Peter didn’t notice the tear
s running from his face and dripping onto the dead man’s chest below him. Suddenly a hand touched his shoulder. He looked up with blurred sight, could just barely recognize Thomas standing next to him, looking down from his height.
“That could be me,” he whispered hoarsely.
“Everyone can die in this merciless war,” Thomas said flatly.
“No, you don’t understand me.” Peter shook his head. “That could be me having killed Marie’s father and mother. That could be me having raped Marie. It’s more for the lack of opportunity than for the lack of willingness.
“If I hadn’t found Anna, if she hadn’t stayed with me along this way…” He sighed deeply.
Finale
A stable north of Grantville
The same day
Suddenly the sobbing and murmur from the box changed its color. A groaning sound came through, but before the men at the outside could decide what to do, the gate opened and Denyse stuck her head out.
Peter rose and wiped the tears from his face.
“We need hot water, soap, and clean cloths, subito,” Denyse said.
Peter’s jaw dropped. “What’s wrong?”
“Nothing,” Denyse said. “But your loving wife has kept the fact from you that her waters broke just during the service.”

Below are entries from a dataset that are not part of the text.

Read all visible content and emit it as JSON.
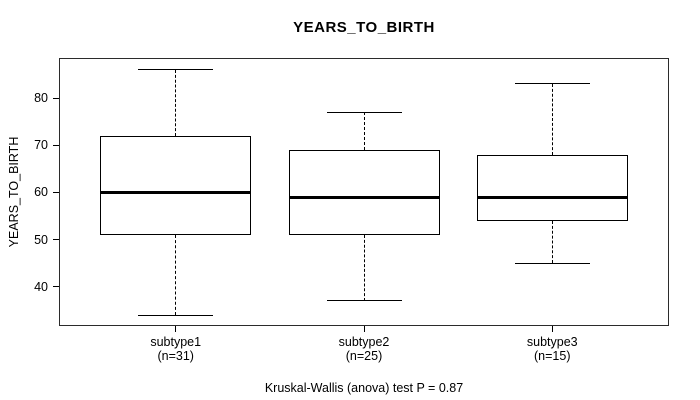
{
  "title": "YEARS_TO_BIRTH",
  "y_axis": {
    "label": "YEARS_TO_BIRTH",
    "ticks": [
      40,
      50,
      60,
      70,
      80
    ]
  },
  "footer": "Kruskal-Wallis (anova) test P = 0.87",
  "chart_data": {
    "type": "boxplot",
    "title": "YEARS_TO_BIRTH",
    "xlabel": "",
    "ylabel": "YEARS_TO_BIRTH",
    "ylim": [
      31.7,
      88.5
    ],
    "yticks": [
      40,
      50,
      60,
      70,
      80
    ],
    "grid": false,
    "legend": "none",
    "annotation": "Kruskal-Wallis (anova) test P = 0.87",
    "categories": [
      "subtype1",
      "subtype2",
      "subtype3"
    ],
    "groups": [
      {
        "label": "subtype1",
        "n_label": "(n=31)",
        "n": 31,
        "whisker_low": 34,
        "q1": 51,
        "median": 60,
        "q3": 72,
        "whisker_high": 86,
        "outliers": []
      },
      {
        "label": "subtype2",
        "n_label": "(n=25)",
        "n": 25,
        "whisker_low": 37,
        "q1": 51,
        "median": 59,
        "q3": 69,
        "whisker_high": 77,
        "outliers": []
      },
      {
        "label": "subtype3",
        "n_label": "(n=15)",
        "n": 15,
        "whisker_low": 45,
        "q1": 54,
        "median": 59,
        "q3": 68,
        "whisker_high": 83,
        "outliers": []
      }
    ],
    "colors": {
      "line": "#000000",
      "box_fill": "#ffffff",
      "background": "#ffffff"
    }
  }
}
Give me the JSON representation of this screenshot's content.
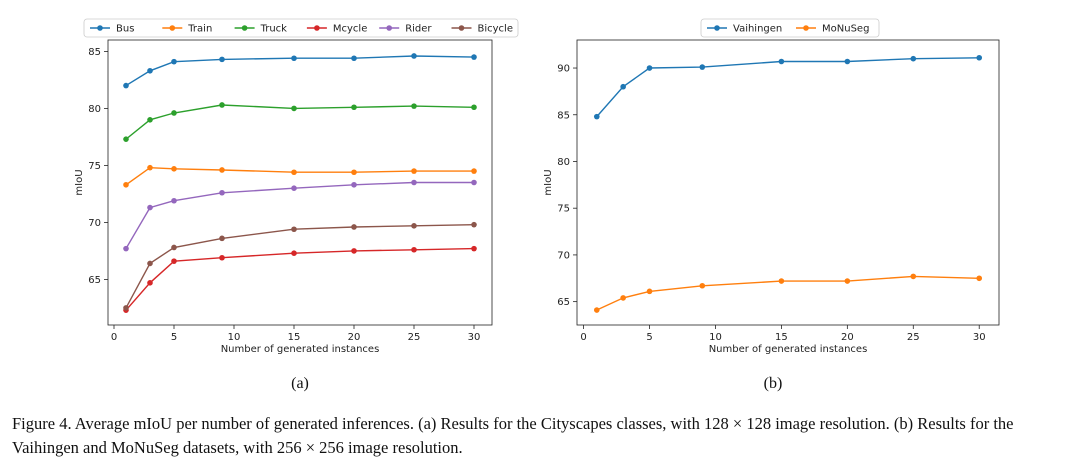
{
  "chart_data": [
    {
      "type": "line",
      "title": "",
      "xlabel": "Number of generated instances",
      "ylabel": "mIoU",
      "x": [
        1,
        3,
        5,
        9,
        15,
        20,
        25,
        30
      ],
      "xticks": [
        0,
        5,
        10,
        15,
        20,
        25,
        30
      ],
      "yticks": [
        65,
        70,
        75,
        80,
        85
      ],
      "xlim": [
        -0.5,
        31.5
      ],
      "ylim": [
        61.0,
        86.0
      ],
      "legend_position": "top",
      "series": [
        {
          "name": "Bus",
          "color": "#1f77b4",
          "values": [
            82.0,
            83.3,
            84.1,
            84.3,
            84.4,
            84.4,
            84.6,
            84.5
          ]
        },
        {
          "name": "Train",
          "color": "#ff7f0e",
          "values": [
            73.3,
            74.8,
            74.7,
            74.6,
            74.4,
            74.4,
            74.5,
            74.5
          ]
        },
        {
          "name": "Truck",
          "color": "#2ca02c",
          "values": [
            77.3,
            79.0,
            79.6,
            80.3,
            80.0,
            80.1,
            80.2,
            80.1
          ]
        },
        {
          "name": "Mcycle",
          "color": "#d62728",
          "values": [
            62.3,
            64.7,
            66.6,
            66.9,
            67.3,
            67.5,
            67.6,
            67.7
          ]
        },
        {
          "name": "Rider",
          "color": "#9467bd",
          "values": [
            67.7,
            71.3,
            71.9,
            72.6,
            73.0,
            73.3,
            73.5,
            73.5
          ]
        },
        {
          "name": "Bicycle",
          "color": "#8c564b",
          "values": [
            62.5,
            66.4,
            67.8,
            68.6,
            69.4,
            69.6,
            69.7,
            69.8
          ]
        }
      ]
    },
    {
      "type": "line",
      "title": "",
      "xlabel": "Number of generated instances",
      "ylabel": "mIoU",
      "x": [
        1,
        3,
        5,
        9,
        15,
        20,
        25,
        30
      ],
      "xticks": [
        0,
        5,
        10,
        15,
        20,
        25,
        30
      ],
      "yticks": [
        65,
        70,
        75,
        80,
        85,
        90
      ],
      "xlim": [
        -0.5,
        31.5
      ],
      "ylim": [
        62.5,
        93.0
      ],
      "legend_position": "top",
      "series": [
        {
          "name": "Vaihingen",
          "color": "#1f77b4",
          "values": [
            84.8,
            88.0,
            90.0,
            90.1,
            90.7,
            90.7,
            91.0,
            91.1
          ]
        },
        {
          "name": "MoNuSeg",
          "color": "#ff7f0e",
          "values": [
            64.1,
            65.4,
            66.1,
            66.7,
            67.2,
            67.2,
            67.7,
            67.5
          ]
        }
      ]
    }
  ],
  "subcaptions": [
    "(a)",
    "(b)"
  ],
  "caption": "Figure 4. Average mIoU per number of generated inferences. (a) Results for the Cityscapes classes, with 128 × 128 image resolution. (b) Results for the Vaihingen and MoNuSeg datasets, with 256 × 256 image resolution."
}
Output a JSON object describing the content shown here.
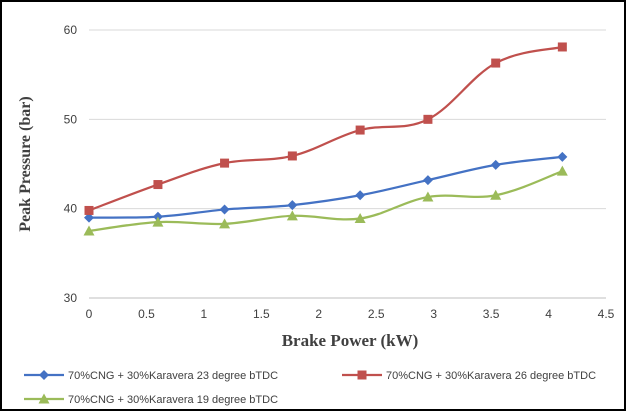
{
  "chart_data": {
    "type": "line",
    "title": "",
    "xlabel": "Brake Power (kW)",
    "ylabel": "Peak Pressure (bar)",
    "xlim": [
      0,
      4.5
    ],
    "ylim": [
      30,
      60
    ],
    "x_ticks": [
      "0",
      "0.5",
      "1",
      "1.5",
      "2",
      "2.5",
      "3",
      "3.5",
      "4",
      "4.5"
    ],
    "y_ticks": [
      "30",
      "40",
      "50",
      "60"
    ],
    "grid": "horizontal",
    "legend_position": "bottom",
    "series": [
      {
        "name": "70%CNG + 30%Karavera 23 degree bTDC",
        "color": "#4472C4",
        "marker": "diamond",
        "x": [
          0,
          0.6,
          1.18,
          1.77,
          2.36,
          2.95,
          3.54,
          4.12
        ],
        "values": [
          39.0,
          39.1,
          39.9,
          40.4,
          41.5,
          43.2,
          44.9,
          45.8
        ]
      },
      {
        "name": "70%CNG + 30%Karavera 26 degree bTDC",
        "color": "#C0504D",
        "marker": "square",
        "x": [
          0,
          0.6,
          1.18,
          1.77,
          2.36,
          2.95,
          3.54,
          4.12
        ],
        "values": [
          39.8,
          42.7,
          45.1,
          45.9,
          48.8,
          50.0,
          56.3,
          58.1
        ]
      },
      {
        "name": "70%CNG + 30%Karavera 19 degree bTDC",
        "color": "#9BBB59",
        "marker": "triangle",
        "x": [
          0,
          0.6,
          1.18,
          1.77,
          2.36,
          2.95,
          3.54,
          4.12
        ],
        "values": [
          37.5,
          38.5,
          38.3,
          39.2,
          38.9,
          41.3,
          41.5,
          44.2
        ]
      }
    ]
  }
}
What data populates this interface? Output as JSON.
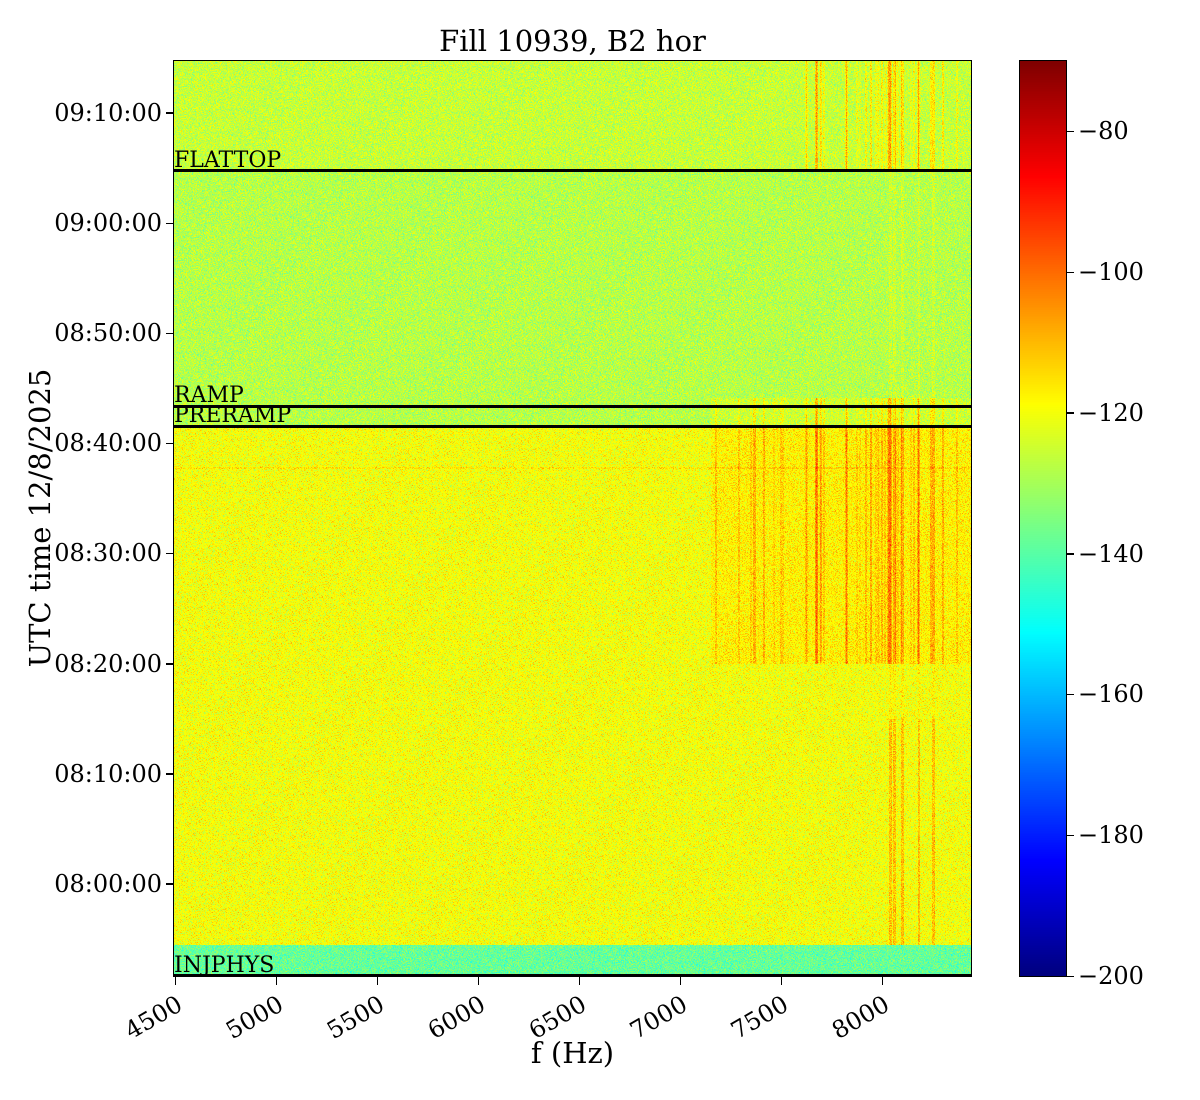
{
  "chart_data": {
    "type": "heatmap",
    "title": "Fill 10939, B2 hor",
    "xlabel": "f (Hz)",
    "ylabel": "UTC time 12/8/2025",
    "xlim": [
      4495,
      8440
    ],
    "ylim_seconds": [
      28298,
      33283
    ],
    "xticks": [
      4500,
      5000,
      5500,
      6000,
      6500,
      7000,
      7500,
      8000
    ],
    "xtick_labels": [
      "4500",
      "5000",
      "5500",
      "6000",
      "6500",
      "7000",
      "7500",
      "8000"
    ],
    "yticks_seconds": [
      28800,
      29400,
      30000,
      30600,
      31200,
      31800,
      32400,
      33000
    ],
    "ytick_labels": [
      "08:00:00",
      "08:10:00",
      "08:20:00",
      "08:30:00",
      "08:40:00",
      "08:50:00",
      "09:00:00",
      "09:10:00"
    ],
    "markers": [
      {
        "label": "FLATTOP",
        "time_seconds": 32684
      },
      {
        "label": "RAMP",
        "time_seconds": 31402
      },
      {
        "label": "PRERAMP",
        "time_seconds": 31293
      },
      {
        "label": "INJPHYS",
        "time_seconds": 28300
      }
    ],
    "colorbar": {
      "colormap": "jet",
      "range": [
        -200,
        -70
      ],
      "ticks": [
        -80,
        -100,
        -120,
        -140,
        -160,
        -180,
        -200
      ],
      "tick_labels": [
        "−80",
        "−100",
        "−120",
        "−140",
        "−160",
        "−180",
        "−200"
      ]
    },
    "levels_db": {
      "before_injphys": -138,
      "injection": -120,
      "ramp_to_flattop": -128,
      "flattop": -126
    }
  }
}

Peter froze. Broken waters? “What does that mean?”
Denyse frowned. “Men! They always start the process without knowing how to bring it to an end. Your child is about to come.” She turned and closed the gate.
Peter turned to Don. “What was that about water? Is that something bad?”
Don grinned. “Tell me, you have no idea about childbirth. Is that your first one?”
Peter shook his head. “We’ve lost three already. God may give them a happy resurrection. But I never attended a birth. I always came home from the daily chores and another one was there.”
“Since Thomas has obviously sent a soldier off to get the things the women need,” Don said smiling. “Let me introduce you to the wonderful world of childbirth.”